研究課題
本研究課題では転写活性化に関与するヒストンのアセチル化に着目し、クロマチンの最小構造単位であるヌクレオソームコアのアセチル化によって誘導される構造やゆらぎの変化を明らかにすることを目的としている。昨年度までの研究においてアセチル化されたヌクレオソームはアセチル化によって構造安定性が低下することが示唆された。そのため、本年度は、アセチル化された部位の同定法の検討と、構造変化をMDシミュレーションによって明らかにする上でのセットアップを行った。まず、アセチル化部位を同定するために、配列解析手法を検討した。従来、タンパク質の1次構造解析を行う際、酵素消化したサンプルを質量分析で同定するボトムアップ法が用いられる。しかし、主に用いられる消化酵素であるトリプシンはリジンやアルギニンを認識し断片化するために、塩基性アミノ酸の多いヒストンのテイル領域の解析には向いていない。そのため、タンパク質を丸ごと質量分析内で壊すトップダウン法の一つであるMALDI-ISDによる配列解析を行った。その結果、ヒストンのテイル領域に対応するフラグメントイオンが顕著に観測されることがわかった。さらに、アセチル化したヒストン、ヌクレオソームでも解析を行ったが、それぞれのサンプルにおいてテイル領域の配列情報を得ることができた。現在はこの方法をアセチル化されたヌクレオソームに応用する条件を検討している。また、ヌクレオソームの構造変化をMDシミュレーションによって解析するために、塩濃度の異なる条件で溶液中のMDシミュレーションを行った。その結果、塩濃度の変化はヌクレオソームのコア構造には影響を与えないが、テイル領域の多様性に影響を与えることがわかった。現在は500mMのシミュレーションを行っているので、より高い塩濃度における変化とアセチル化されたヌクレオソームのシミュレーションへ発展させていく予定である。
2: おおむね順調に進展している
これまで行ってきた方法では、ヒストンテイル領域の部分的な配列しか得られなかったのに対し、今年度確立した方法では、テイル領域の全領域の情報が得られることになった。そのため、アセチル化部位を同定する準備ができたと考えている。また、異なる塩濃度におけるヌクレオソームのMDシミュレーションを行った。このため、実験だけでなく計算手法からもアセチル化によるヌクレオソームの構造変化を解析することができるようになった。

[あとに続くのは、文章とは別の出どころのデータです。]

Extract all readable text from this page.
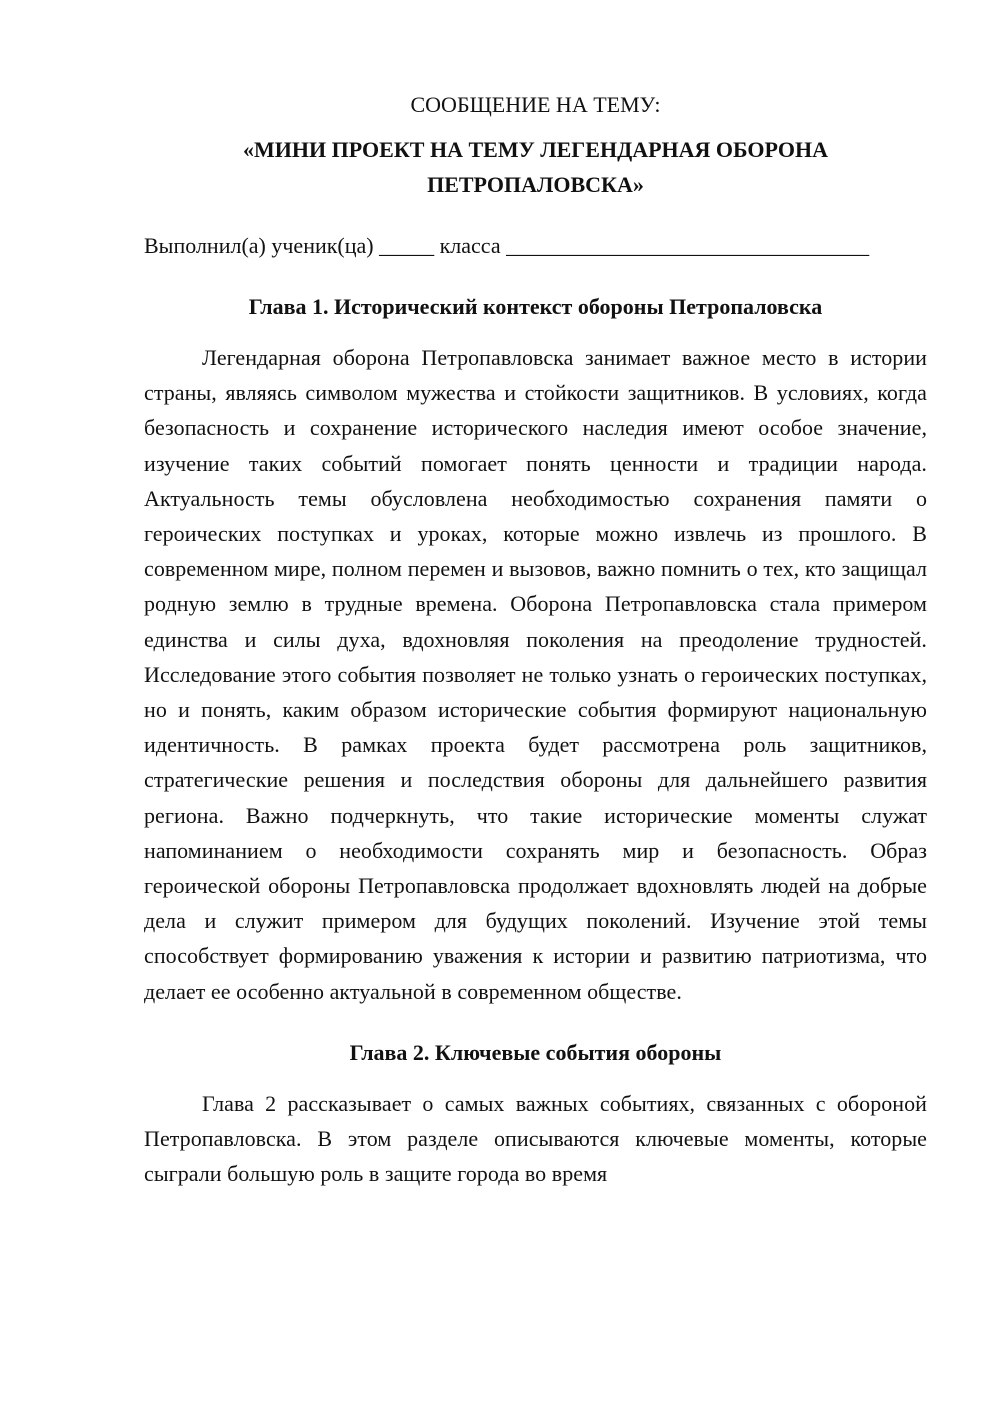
СООБЩЕНИЕ НА ТЕМУ:

«МИНИ ПРОЕКТ НА ТЕМУ ЛЕГЕНДАРНАЯ ОБОРОНА
ПЕТРОПАЛОВСКА»

Выполнил(а) ученик(ца) _____ класса _________________________________

Глава 1. Исторический контекст обороны Петропаловска

Легендарная оборона Петропавловска занимает важное место в истории страны, являясь символом мужества и стойкости защитников. В условиях, когда безопасность и сохранение исторического наследия имеют особое значение, изучение таких событий помогает понять ценности и традиции народа. Актуальность темы обусловлена необходимостью сохранения памяти о героических поступках и уроках, которые можно извлечь из прошлого. В современном мире, полном перемен и вызовов, важно помнить о тех, кто защищал родную землю в трудные времена. Оборона Петропавловска стала примером единства и силы духа, вдохновляя поколения на преодоление трудностей. Исследование этого события позволяет не только узнать о героических поступках, но и понять, каким образом исторические события формируют национальную идентичность. В рамках проекта будет рассмотрена роль защитников, стратегические решения и последствия обороны для дальнейшего развития региона. Важно подчеркнуть, что такие исторические моменты служат напоминанием о необходимости сохранять мир и безопасность. Образ героической обороны Петропавловска продолжает вдохновлять людей на добрые дела и служит примером для будущих поколений. Изучение этой темы способствует формированию уважения к истории и развитию патриотизма, что делает ее особенно актуальной в современном обществе.

Глава 2. Ключевые события обороны

Глава 2 рассказывает о самых важных событиях, связанных с обороной Петропавловска. В этом разделе описываются ключевые моменты, которые сыграли большую роль в защите города во время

今後は本年度構築したMALDI-ISDを用いてアセチル化されたヌクレオソームのアセチル化部位を同定したいと考えている。また、Native質量分析から明らかになったアセチル化によるヌクレオソームの構造安定性の低下を明らかにするために、水素/重水素交換反応質量分析を用いて安定性が低下したヒストンを同定する。この実験的なアプローチに加えて、アセチル化されたヌクレオソームのMDシミュレーションを行うことで構造安定性低下の原因について考察する。上記の結果が得られ次第、モノヌクレオソームからダイヌクレオソームへ研究を発展させる。
次年度使用額が生じた理由としては、申請時において計画していた論文校閲などの経費が加算されていないことなどが挙げられる。発生した経費は一部物品費にも使用するが、基本的には予定していた経費に主に使用する予定である。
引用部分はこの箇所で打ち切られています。